On 24 July 2014 21:48, John Colvin via Digitalmars-d <
[email protected]> wrote:
>
> That's a somewhat different consideration.
>
> I agree that this working might be a good thing:
>
> struct S(int n = 10)
> {
> int a;
> }
>
> auto s = S(4);
>
> where the type of the struct does not depend on the type of the parameters
> to the constructor. However, I'm not sold that full-on implicit template
> instantiation should apply to members. How would we deal with this
> situation:
>
> struct S(T)
> {
> this(T v) {}
> }
>
> auto s = S(4); //yay, compiler worked out S!int
>
> later on someone does this:
>
> struct S(T)
> {
> this(Q v) if(is(Q : T)) {}
> }
>
That doesn't make any sense though. "Q : T" is not a 1:1 relationship, so
no deduction is possible there.
It makes equally little sense in the function case.
void f(T)(Q v) if(is(Q : T))
{
}
I only suggest that what would work for the function should equally work
for the struct/class constructor.
for whatever reason.
>
> Now all those nice constructor calls to S(someValue) are broken.
>
Likewise if someone changed a function similarly.

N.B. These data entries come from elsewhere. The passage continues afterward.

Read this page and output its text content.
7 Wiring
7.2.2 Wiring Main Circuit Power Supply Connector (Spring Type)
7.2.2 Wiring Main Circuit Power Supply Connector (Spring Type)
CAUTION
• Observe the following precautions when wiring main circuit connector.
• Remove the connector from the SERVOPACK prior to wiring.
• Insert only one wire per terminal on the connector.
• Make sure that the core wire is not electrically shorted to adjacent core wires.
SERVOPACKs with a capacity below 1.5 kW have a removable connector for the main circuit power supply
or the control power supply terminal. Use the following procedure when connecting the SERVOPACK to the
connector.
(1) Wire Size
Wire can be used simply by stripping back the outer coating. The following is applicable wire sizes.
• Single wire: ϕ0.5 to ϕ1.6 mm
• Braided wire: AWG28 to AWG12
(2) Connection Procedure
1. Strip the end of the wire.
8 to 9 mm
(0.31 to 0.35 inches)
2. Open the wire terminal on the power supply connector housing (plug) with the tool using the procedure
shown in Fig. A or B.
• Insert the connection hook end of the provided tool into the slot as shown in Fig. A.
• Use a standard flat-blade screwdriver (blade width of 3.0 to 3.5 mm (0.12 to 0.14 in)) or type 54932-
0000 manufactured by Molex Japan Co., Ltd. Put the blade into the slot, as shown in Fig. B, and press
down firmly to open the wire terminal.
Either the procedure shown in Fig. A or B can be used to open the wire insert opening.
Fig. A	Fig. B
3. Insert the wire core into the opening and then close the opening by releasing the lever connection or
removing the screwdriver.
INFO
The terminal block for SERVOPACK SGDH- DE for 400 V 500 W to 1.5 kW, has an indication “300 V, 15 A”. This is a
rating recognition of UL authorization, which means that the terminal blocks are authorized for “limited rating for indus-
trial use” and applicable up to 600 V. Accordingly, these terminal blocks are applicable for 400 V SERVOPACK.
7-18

I see no distinction from the function case, which I'm sure everyone agrees
is perfectly good how it is?
I dunno, somehow the implicit behaviour seems ok when it's very local but
> it feels dodgy at the level of separation that there can be between
> constructors and their types.
>
Not really sure what you mean. Constructors are absolutely tied to their
type, that's the point of a constructor.